Promotion is a problem faced by every API developer. Long nights of coding have given form to the stroke of genius you had six months ago in the cafe. You’ve just written the API that will serve as the front door into your application. But how do you document this so that your peers will use it—and hopefully make you rich in the process?

Java had Javadoc, an innovation that managed to strike a surprisingly effective balance between ease of use and systematization (three cheers for strong typing and static binding). Web services “solved” the interface definition problem with WSDL, a standard only its authors could love (and some of these won’t admit to participating in conception). To the registry crowd was left the task of devising clever ways to document a SOAP API around the torturous abstractions of WSDL so that humans could grok it as effectively as the machines. Few would argue that their solutions were, well, solutions.

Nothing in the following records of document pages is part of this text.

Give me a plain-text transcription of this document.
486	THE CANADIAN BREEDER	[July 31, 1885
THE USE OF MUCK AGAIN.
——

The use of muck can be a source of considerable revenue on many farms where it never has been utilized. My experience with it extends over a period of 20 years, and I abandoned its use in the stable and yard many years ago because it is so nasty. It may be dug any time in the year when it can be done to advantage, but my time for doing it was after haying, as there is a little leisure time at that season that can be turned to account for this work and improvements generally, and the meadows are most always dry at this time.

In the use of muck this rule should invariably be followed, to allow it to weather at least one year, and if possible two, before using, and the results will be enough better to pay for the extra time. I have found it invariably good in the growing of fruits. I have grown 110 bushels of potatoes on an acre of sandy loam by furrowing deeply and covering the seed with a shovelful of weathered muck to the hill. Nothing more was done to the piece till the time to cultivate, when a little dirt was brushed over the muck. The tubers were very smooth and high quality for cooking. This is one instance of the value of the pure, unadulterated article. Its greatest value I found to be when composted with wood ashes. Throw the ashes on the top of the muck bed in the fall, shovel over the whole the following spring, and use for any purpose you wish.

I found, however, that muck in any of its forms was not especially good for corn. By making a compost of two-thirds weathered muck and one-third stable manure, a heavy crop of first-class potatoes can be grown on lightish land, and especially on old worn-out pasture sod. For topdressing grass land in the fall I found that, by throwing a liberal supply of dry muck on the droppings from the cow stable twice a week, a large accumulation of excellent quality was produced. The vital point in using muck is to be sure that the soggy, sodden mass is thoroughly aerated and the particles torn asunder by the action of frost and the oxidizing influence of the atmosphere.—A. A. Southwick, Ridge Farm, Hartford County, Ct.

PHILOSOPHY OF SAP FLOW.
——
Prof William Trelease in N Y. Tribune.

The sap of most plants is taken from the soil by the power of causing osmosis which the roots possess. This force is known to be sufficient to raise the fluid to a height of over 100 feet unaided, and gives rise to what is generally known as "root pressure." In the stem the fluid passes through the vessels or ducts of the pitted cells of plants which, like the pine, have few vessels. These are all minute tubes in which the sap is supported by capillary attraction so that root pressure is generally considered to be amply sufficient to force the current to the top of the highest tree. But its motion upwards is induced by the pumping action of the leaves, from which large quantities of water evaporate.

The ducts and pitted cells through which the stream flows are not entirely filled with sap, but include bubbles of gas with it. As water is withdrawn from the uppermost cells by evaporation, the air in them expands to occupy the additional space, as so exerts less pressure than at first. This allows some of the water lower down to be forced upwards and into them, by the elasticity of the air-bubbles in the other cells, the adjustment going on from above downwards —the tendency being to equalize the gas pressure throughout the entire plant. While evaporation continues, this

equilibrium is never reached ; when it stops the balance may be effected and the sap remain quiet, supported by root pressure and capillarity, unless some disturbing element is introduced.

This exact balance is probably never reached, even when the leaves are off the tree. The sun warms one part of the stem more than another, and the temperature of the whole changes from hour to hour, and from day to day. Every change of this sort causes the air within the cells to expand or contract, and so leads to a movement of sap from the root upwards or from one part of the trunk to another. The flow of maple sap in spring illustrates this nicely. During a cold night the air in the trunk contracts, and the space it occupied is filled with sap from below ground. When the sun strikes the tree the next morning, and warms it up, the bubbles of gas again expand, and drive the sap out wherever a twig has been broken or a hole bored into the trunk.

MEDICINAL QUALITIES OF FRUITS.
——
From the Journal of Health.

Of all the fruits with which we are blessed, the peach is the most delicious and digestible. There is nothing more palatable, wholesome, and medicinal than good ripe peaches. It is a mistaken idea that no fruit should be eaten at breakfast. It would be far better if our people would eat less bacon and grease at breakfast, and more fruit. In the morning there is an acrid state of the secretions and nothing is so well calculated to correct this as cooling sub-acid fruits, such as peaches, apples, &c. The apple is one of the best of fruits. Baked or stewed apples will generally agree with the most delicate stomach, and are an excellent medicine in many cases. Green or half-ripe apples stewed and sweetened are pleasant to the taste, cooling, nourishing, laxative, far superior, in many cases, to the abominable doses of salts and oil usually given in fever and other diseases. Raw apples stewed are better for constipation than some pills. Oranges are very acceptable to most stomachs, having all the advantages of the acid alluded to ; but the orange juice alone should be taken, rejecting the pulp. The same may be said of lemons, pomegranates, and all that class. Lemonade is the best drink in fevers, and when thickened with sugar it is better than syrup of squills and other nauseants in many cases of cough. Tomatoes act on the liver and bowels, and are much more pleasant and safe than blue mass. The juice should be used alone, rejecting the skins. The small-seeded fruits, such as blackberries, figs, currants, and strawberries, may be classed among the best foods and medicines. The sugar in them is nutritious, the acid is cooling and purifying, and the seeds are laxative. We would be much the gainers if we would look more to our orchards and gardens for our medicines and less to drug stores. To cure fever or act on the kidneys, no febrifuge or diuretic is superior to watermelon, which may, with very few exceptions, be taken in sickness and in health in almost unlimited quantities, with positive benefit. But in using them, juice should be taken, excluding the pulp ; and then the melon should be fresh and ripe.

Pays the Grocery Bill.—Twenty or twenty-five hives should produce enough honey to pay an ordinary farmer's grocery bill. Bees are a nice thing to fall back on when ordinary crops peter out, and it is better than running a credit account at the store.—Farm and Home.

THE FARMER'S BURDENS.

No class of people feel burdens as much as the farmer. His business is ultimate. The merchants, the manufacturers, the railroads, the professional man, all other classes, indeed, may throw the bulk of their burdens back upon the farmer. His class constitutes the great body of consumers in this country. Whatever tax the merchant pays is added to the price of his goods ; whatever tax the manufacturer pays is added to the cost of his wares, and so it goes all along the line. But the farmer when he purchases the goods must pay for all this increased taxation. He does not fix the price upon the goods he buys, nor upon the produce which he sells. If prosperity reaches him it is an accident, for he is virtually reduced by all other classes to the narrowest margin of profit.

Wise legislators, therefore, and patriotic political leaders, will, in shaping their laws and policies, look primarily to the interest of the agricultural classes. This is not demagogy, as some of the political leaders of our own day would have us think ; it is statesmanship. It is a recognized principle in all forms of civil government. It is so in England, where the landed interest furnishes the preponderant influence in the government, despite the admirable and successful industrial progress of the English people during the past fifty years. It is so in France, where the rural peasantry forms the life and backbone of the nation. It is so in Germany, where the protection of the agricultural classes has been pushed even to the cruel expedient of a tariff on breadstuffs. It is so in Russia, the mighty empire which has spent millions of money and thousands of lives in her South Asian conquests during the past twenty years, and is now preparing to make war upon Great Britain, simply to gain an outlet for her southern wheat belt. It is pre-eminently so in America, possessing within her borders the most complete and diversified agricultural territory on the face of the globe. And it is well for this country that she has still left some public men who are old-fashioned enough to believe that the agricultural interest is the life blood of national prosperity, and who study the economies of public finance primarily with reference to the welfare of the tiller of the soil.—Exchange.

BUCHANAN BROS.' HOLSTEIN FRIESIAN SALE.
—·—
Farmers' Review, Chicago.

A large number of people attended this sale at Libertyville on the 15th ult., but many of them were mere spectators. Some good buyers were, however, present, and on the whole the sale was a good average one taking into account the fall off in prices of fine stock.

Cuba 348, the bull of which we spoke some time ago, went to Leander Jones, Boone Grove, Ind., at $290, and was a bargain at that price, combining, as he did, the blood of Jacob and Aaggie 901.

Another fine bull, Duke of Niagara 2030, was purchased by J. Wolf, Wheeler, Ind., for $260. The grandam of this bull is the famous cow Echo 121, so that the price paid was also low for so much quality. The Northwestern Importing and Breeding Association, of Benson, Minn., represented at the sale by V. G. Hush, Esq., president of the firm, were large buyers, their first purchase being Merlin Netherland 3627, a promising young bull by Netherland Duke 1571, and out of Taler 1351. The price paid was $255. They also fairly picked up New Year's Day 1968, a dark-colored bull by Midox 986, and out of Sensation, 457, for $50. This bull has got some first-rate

RESTful APIs neither benefit nor suffer from formalized approach and automation. Every so often WADL pokes its head up, only to be knocked decisively back into its hole in a community game of Standards-Whac-A-Mole. REST is—and indeed, has always been—a style that resists any formalism that threatens its simplicity and accessibility. For this, above all, the community deserves praise.

But this does leave a hole around documentation. APIs tend to be described-by-wiki, which can be great or just awful, depending on a developer’s ability to write and discipline to update. Good ideas like ProgrammableWeb showcase both of these extremes; however, the site suffers in particular from out-of-date API descriptions which is too bad.

Outside of the eventual acceptance en masse of some kind of standardized wiki template for APIs (which I think is actually quite likely), we probably won’t see substantial change in API documentation soon. Minor changes, though, can still count for a lot, and it’s worth pointing these out.

Google, always an innovator to watch, create a lot of APIs. They recently published the Periodic Table of Google APIs, which as its name suggests is a clever way to visually categorize their API portfolio into groups like mobile, data, geo, etc. It’s a bit gimmicky, but it is also fun and actually inspired me to try some new Google APIs that I wasn’t aware of before.

So, isn’t it about time for more creative solutions around API documentation?